Given the reluctance in India, particularly, to seek out mind coaches, it’s no surprise that Somasundar has hardly been approached for assistance/support in the last two weeks. Even though he is not practicing privately as a mental game coach because of his role at the NCA, Somasundar reveals that he has been contemplating throwing open a free channel of communication so that people know there is an avenue available for guidance should they feel the need.
“I am sure there will be many sportspersons in other parts of the world who would have reached out (to mind coaches). But in India, the mental aspect of the game is perceived to be a taboo. There is a fear that they might be bracketed as weak in the mind, so they don’t want to open up. I am thinking of coming up with a medium where I can make myself available. The advantage is that you can work on the mind remotely. Then again, it’s not something you can push on to people, it can only be a pull. You can open up a channel; if people are keen, they can hop on to it.”

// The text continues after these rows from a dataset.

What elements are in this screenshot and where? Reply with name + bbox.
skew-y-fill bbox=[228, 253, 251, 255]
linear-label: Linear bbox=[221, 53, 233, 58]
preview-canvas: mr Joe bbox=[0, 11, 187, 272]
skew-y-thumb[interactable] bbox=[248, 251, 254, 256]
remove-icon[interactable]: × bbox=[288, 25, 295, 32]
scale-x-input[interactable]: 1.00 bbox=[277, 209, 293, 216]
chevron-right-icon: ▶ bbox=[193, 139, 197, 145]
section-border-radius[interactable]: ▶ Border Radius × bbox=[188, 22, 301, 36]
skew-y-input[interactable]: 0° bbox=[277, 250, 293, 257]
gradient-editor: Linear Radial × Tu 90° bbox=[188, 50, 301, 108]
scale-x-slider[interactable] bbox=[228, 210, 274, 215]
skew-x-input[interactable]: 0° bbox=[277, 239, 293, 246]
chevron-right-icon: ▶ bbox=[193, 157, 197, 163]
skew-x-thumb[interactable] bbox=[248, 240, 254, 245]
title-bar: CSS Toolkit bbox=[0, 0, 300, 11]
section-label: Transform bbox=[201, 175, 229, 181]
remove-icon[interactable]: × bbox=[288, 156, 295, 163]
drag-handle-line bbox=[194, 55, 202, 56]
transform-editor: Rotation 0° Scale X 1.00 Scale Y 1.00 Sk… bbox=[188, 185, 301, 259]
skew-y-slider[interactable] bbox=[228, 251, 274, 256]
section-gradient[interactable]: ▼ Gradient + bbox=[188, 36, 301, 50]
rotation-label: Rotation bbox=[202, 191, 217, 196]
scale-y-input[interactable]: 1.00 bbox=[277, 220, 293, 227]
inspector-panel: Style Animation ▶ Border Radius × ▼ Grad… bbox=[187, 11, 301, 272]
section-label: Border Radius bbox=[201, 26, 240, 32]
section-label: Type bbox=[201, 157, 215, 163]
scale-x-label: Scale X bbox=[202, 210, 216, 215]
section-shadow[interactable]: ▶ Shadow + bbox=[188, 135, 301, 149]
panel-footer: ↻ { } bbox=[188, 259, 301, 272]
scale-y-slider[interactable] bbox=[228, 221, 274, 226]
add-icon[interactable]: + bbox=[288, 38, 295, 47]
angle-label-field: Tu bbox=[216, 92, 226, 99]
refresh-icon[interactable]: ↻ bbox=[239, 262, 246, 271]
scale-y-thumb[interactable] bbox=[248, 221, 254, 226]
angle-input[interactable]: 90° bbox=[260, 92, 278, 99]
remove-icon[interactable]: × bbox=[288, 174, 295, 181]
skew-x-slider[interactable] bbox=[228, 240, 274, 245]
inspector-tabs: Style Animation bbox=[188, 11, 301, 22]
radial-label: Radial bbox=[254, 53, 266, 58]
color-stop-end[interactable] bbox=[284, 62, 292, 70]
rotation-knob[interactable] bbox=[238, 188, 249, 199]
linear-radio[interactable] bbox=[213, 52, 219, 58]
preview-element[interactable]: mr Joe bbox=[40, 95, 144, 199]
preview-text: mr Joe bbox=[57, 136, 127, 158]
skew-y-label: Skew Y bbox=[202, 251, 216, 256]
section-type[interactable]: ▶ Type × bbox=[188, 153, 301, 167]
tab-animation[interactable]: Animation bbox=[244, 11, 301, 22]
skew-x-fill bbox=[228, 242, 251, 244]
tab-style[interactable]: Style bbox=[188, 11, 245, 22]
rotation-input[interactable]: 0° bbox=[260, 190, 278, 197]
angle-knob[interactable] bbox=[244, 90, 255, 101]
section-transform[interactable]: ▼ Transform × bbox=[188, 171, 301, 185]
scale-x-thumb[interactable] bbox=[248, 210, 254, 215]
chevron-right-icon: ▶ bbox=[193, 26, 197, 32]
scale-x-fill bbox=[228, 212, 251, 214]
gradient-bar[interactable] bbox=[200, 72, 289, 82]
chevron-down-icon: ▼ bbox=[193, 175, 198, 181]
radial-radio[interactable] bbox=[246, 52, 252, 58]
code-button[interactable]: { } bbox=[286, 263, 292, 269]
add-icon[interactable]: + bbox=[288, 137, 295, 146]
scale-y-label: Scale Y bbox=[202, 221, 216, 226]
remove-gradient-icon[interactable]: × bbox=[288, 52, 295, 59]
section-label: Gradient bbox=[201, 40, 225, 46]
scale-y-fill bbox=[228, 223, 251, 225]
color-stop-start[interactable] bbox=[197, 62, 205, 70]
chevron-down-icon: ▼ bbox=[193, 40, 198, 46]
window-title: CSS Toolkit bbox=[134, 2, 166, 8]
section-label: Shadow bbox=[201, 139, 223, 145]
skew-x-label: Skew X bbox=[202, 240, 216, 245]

Somasundar also warns against trying to overreach physically in the immediacy of a return to the normalcy of the practice-play routine.
“If you have not kept physically fit,” he points out, “injuries can sprout if you push yourself too hard and want to do the same things that you could do when you were in constant touch with the sport. It is about managing oneself. We often talk about peaking. On a match-day, for example, you reach the (cricket) ground before 8 am for a 9.30 am start. You know exactly when to start your warm-ups and when to end them so that your warm-up is at the right level. You are not too warmed-up and you are not too cold. That is difficult now, due to the uncertainty in the resumption of normalcy. Therefore you need to maintain at least some momentum so that when the time comes, you are not found wanting. One needs to be really motivated to find ways of being in the game, find ways of preparation.”
As things stand, a return to competitive sport is a long way away. All one can do in the interim is wait, accept, adapt and prepare, knowing that assistance and guidance are just a click of the mouse away.